Pela terceira vez, agora com certa veemência, interrompeu-o D. Hermenegildo.

― Que sou eu o seu autor? Sim, é verdade, e é preciso que assim seja, caso contrário não seriam necessárias as próximas páginas deste manuscrito, e nem eu nem você estaríamos tendo esta conversa. E é melhor que não falemos mais sobre esse assunto, afinal, esse livro nunca chegou a ser terminado e, portanto, não chegou a existir, está perdido.

― Mas se o senhor está a dar-se como seu autor...

― Isto, meu caro Irmão Crispim, é apenas uma cópia inacabada que não interessará a ninguém, e que importam os autores desta ou daquela cópia de um manuscrito que nem sequer existiu? Muito se falará do original perdido do Orto do Esposo, mas, enquanto sua autoria se mantiver anônima, não haverá problema. Quanto às cópias, todas elas só chegam até um certo ponto e terminam abruptamente, como se seus copistas tivessem desaparecido.
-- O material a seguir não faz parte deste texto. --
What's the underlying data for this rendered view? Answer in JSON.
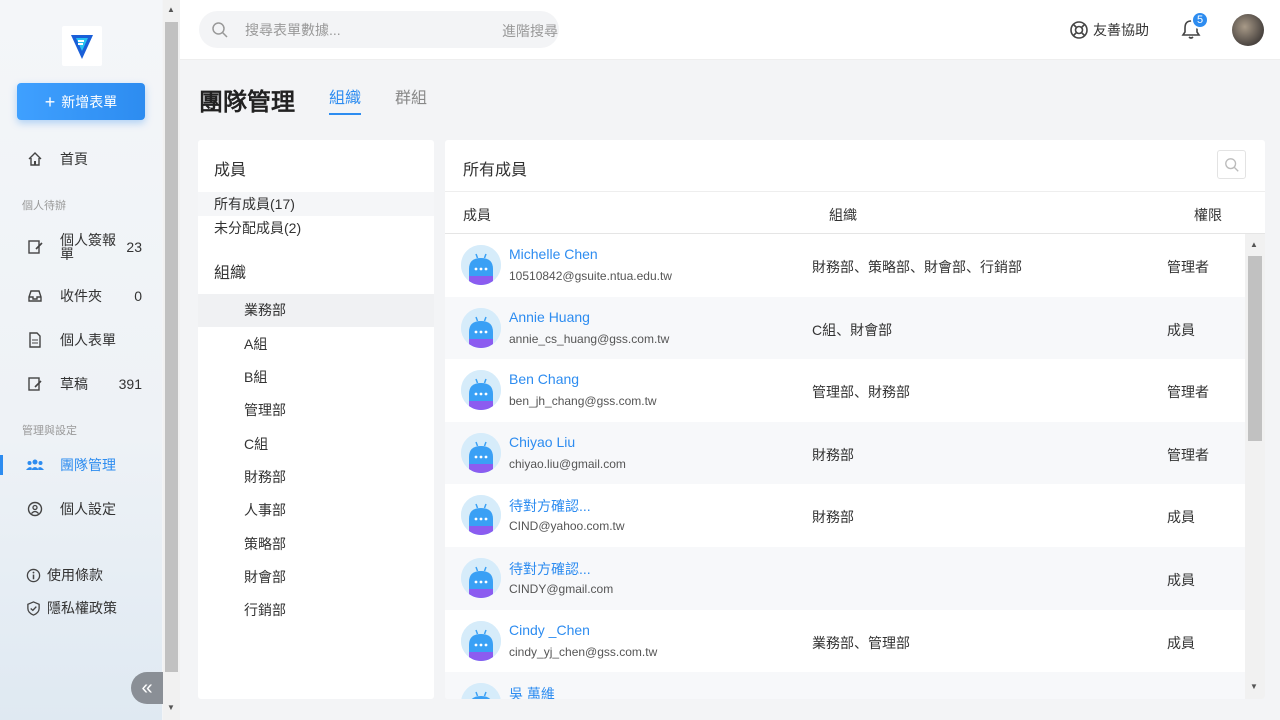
{
  "sidebar": {
    "new_form_label": "新增表單",
    "home_label": "首頁",
    "section_personal": "個人待辦",
    "items_personal": [
      {
        "label": "個人簽報單",
        "count": "23"
      },
      {
        "label": "收件夾",
        "count": "0"
      },
      {
        "label": "個人表單",
        "count": ""
      },
      {
        "label": "草稿",
        "count": "391"
      }
    ],
    "section_admin": "管理與設定",
    "team_label": "團隊管理",
    "settings_label": "個人設定",
    "terms_label": "使用條款",
    "privacy_label": "隱私權政策",
    "collapse_glyph": "«"
  },
  "topbar": {
    "search_placeholder": "搜尋表單數據...",
    "advanced_search": "進階搜尋",
    "help_label": "友善協助",
    "notification_count": "5"
  },
  "page": {
    "title": "團隊管理",
    "tabs": [
      {
        "label": "組織",
        "active": true
      },
      {
        "label": "群組",
        "active": false
      }
    ]
  },
  "left_panel": {
    "members_title": "成員",
    "all_members": "所有成員(17)",
    "unassigned": "未分配成員(2)",
    "org_title": "組織",
    "orgs": [
      "業務部",
      "A組",
      "B組",
      "管理部",
      "C組",
      "財務部",
      "人事部",
      "策略部",
      "財會部",
      "行銷部"
    ]
  },
  "right_panel": {
    "title": "所有成員",
    "columns": [
      "成員",
      "組織",
      "權限"
    ],
    "rows": [
      {
        "name": "Michelle Chen",
        "email": "10510842@gsuite.ntua.edu.tw",
        "org": "財務部、策略部、財會部、行銷部",
        "perm": "管理者"
      },
      {
        "name": "Annie Huang",
        "email": "annie_cs_huang@gss.com.tw",
        "org": "C組、財會部",
        "perm": "成員"
      },
      {
        "name": "Ben Chang",
        "email": "ben_jh_chang@gss.com.tw",
        "org": "管理部、財務部",
        "perm": "管理者"
      },
      {
        "name": "Chiyao Liu",
        "email": "chiyao.liu@gmail.com",
        "org": "財務部",
        "perm": "管理者"
      },
      {
        "name": "待對方確認...",
        "email": "CIND@yahoo.com.tw",
        "org": "財務部",
        "perm": "成員"
      },
      {
        "name": "待對方確認...",
        "email": "CINDY@gmail.com",
        "org": "",
        "perm": "成員"
      },
      {
        "name": "Cindy _Chen",
        "email": "cindy_yj_chen@gss.com.tw",
        "org": "業務部、管理部",
        "perm": "成員"
      },
      {
        "name": "吳 萬維",
        "email": "",
        "org": "",
        "perm": ""
      }
    ]
  }
}
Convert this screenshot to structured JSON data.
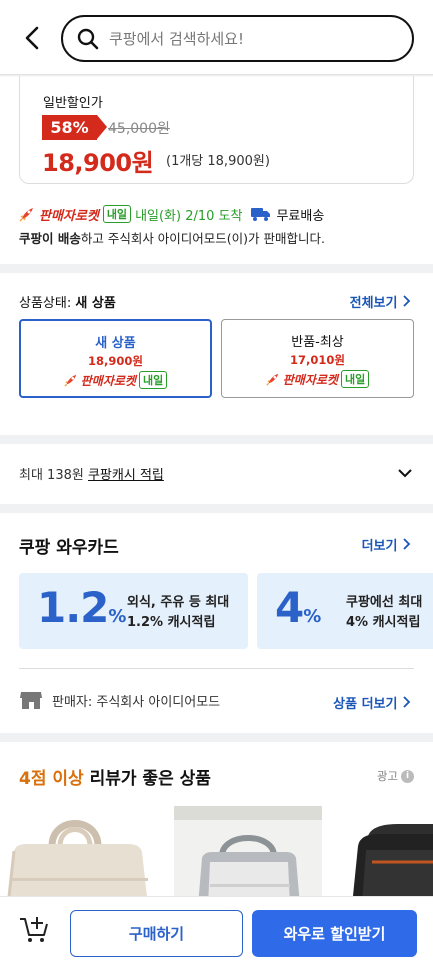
{
  "header": {
    "search_placeholder": "쿠팡에서 검색하세요!"
  },
  "price": {
    "label": "일반할인가",
    "discount_rate": "58%",
    "original_price": "45,000원",
    "sale_price": "18,900원",
    "unit_price": "(1개당 18,900원)"
  },
  "delivery": {
    "rocket_label": "판매자로켓",
    "tomorrow_badge": "내일",
    "arrival": "내일(화) 2/10 도착",
    "free_shipping": "무료배송",
    "seller_bold": "쿠팡이 배송",
    "seller_rest": "하고 주식회사 아이디어모드(이)가 판매합니다."
  },
  "condition": {
    "label_prefix": "상품상태:",
    "label_value": "새 상품",
    "see_all": "전체보기",
    "options": [
      {
        "name": "새 상품",
        "price": "18,900원",
        "rocket": "판매자로켓",
        "badge": "내일",
        "selected": true
      },
      {
        "name": "반품-최상",
        "price": "17,010원",
        "rocket": "판매자로켓",
        "badge": "내일",
        "selected": false
      }
    ]
  },
  "cash": {
    "prefix": "최대 138원",
    "link": "쿠팡캐시 적립"
  },
  "wow": {
    "title": "쿠팡 와우카드",
    "more": "더보기",
    "promos": [
      {
        "big": "1.2",
        "pct": "%",
        "line1": "외식, 주유 등 최대",
        "line2": "1.2% 캐시적립"
      },
      {
        "big": "4",
        "pct": "%",
        "line1": "쿠팡에선 최대",
        "line2": "4% 캐시적립"
      }
    ]
  },
  "seller": {
    "label": "판매자: 주식회사 아이디어모드",
    "more": "상품 더보기"
  },
  "recommend": {
    "title_highlight": "4점 이상",
    "title_rest": " 리뷰가 좋은 상품",
    "ad": "광고"
  },
  "bottom": {
    "buy": "구매하기",
    "wow_buy": "와우로 할인받기"
  },
  "colors": {
    "brand_blue": "#2b62c9",
    "price_red": "#d42a1c",
    "green": "#2a9d2a",
    "review_orange": "#d9700b"
  }
}
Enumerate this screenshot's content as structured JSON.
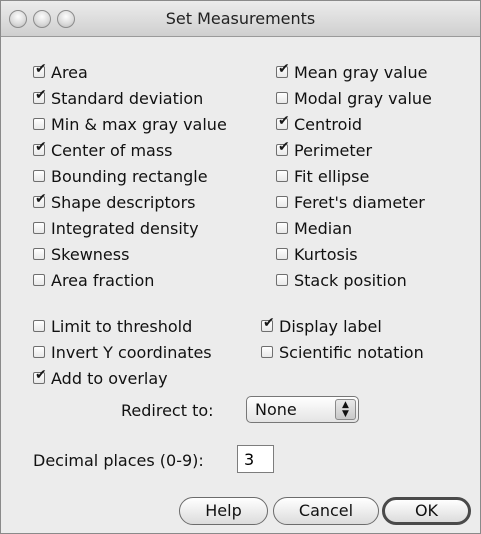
{
  "window": {
    "title": "Set Measurements"
  },
  "measurements": {
    "left": [
      {
        "label": "Area",
        "checked": true
      },
      {
        "label": "Standard deviation",
        "checked": true
      },
      {
        "label": "Min & max gray value",
        "checked": false
      },
      {
        "label": "Center of mass",
        "checked": true
      },
      {
        "label": "Bounding rectangle",
        "checked": false
      },
      {
        "label": "Shape descriptors",
        "checked": true
      },
      {
        "label": "Integrated density",
        "checked": false
      },
      {
        "label": "Skewness",
        "checked": false
      },
      {
        "label": "Area fraction",
        "checked": false
      }
    ],
    "right": [
      {
        "label": "Mean gray value",
        "checked": true
      },
      {
        "label": "Modal gray value",
        "checked": false
      },
      {
        "label": "Centroid",
        "checked": true
      },
      {
        "label": "Perimeter",
        "checked": true
      },
      {
        "label": "Fit ellipse",
        "checked": false
      },
      {
        "label": "Feret's diameter",
        "checked": false
      },
      {
        "label": "Median",
        "checked": false
      },
      {
        "label": "Kurtosis",
        "checked": false
      },
      {
        "label": "Stack position",
        "checked": false
      }
    ]
  },
  "options": {
    "limit_to_threshold": {
      "label": "Limit to threshold",
      "checked": false
    },
    "display_label": {
      "label": "Display label",
      "checked": true
    },
    "invert_y": {
      "label": "Invert Y coordinates",
      "checked": false
    },
    "scientific_notation": {
      "label": "Scientific notation",
      "checked": false
    },
    "add_to_overlay": {
      "label": "Add to overlay",
      "checked": true
    }
  },
  "redirect": {
    "label": "Redirect to:",
    "value": "None"
  },
  "decimal": {
    "label": "Decimal places (0-9):",
    "value": "3"
  },
  "buttons": {
    "help": "Help",
    "cancel": "Cancel",
    "ok": "OK"
  },
  "check_glyph": "✔"
}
O original, este sim, ainda que de natureza mítica, deve permanecer anônimo, ou estaremos todos condenados a desaparecer com ele. Portanto, meu jovem letrado, ou o autor deste livro sou eu ou ninguém, pois não ganho nada com isso, a não ser o fardo de ter minha existência questionada até o Fim dos Tempos...

Irmão Crispim não entendeu muito bem o raciocínio de D. Hermenegildo, mas achou melhor dar por encerrada a conversa ou então não conseguiria falar sobre seus próprios questionamentos.

― O que deseja tratar comigo agora? Estou um pouco ocupado, como pode ver. Inquiriu D. Hermenegildo com uma intenção clara de não desejar perder muito tempo com coisas menores.

― Na verdade, irmão, eu só gostaria de dizer-lhe que pensei bem sobre o assunto de que tratamos pela manhã e resolvi seguir o seu conselho, apesar de ainda não gostar muito da ideia.

― Pois muito bem então, verá que essa foi uma decisão acertada. Seu manuscrito o aguarda, não o deixe esperando por mais tempo. Já é tempo de alguém conseguir terminá-lo, e espero que você seja o monge que concluirá esta difícil tarefa.

165 Irmão Crispim se sente encorajado mesmo com toda a rispidez de D. Hermenegildo e, num apertar de lábios, concordando com as palavras ditas pelo bibliotecário-mor, acena a cabeça e se retira da presença de seu superior. Este, tendo sido deixado sozinho novamente, passa a cola no pequeno pedaço de pergaminho a cola-o sobre um pequeno buraco do fólio sobre o qual estava debruçado anteriormente.

― Orto do Esposo Cristo Jesus edificado de muitos exemplos para instrução e recreação das almas por Frei Hermenegildo de Tancos, monge alcobacense... diz em voz baixa, e continua: ― Serpens mordet propriam codam ad infinitum... E, depois de uma pausa, tendo fixado os olhos no livro que acabara de receber seu novo autor, levanta-se e o coloca numa prateleira no meio de outros livros e deixa sua sala com ar preocupado.

Enquanto isso, Irmão Crispim já se sentava à sua escrivaninha e tentava ordenar o seu material de trabalho para prosseguir com a cópia dO Romance do Horto.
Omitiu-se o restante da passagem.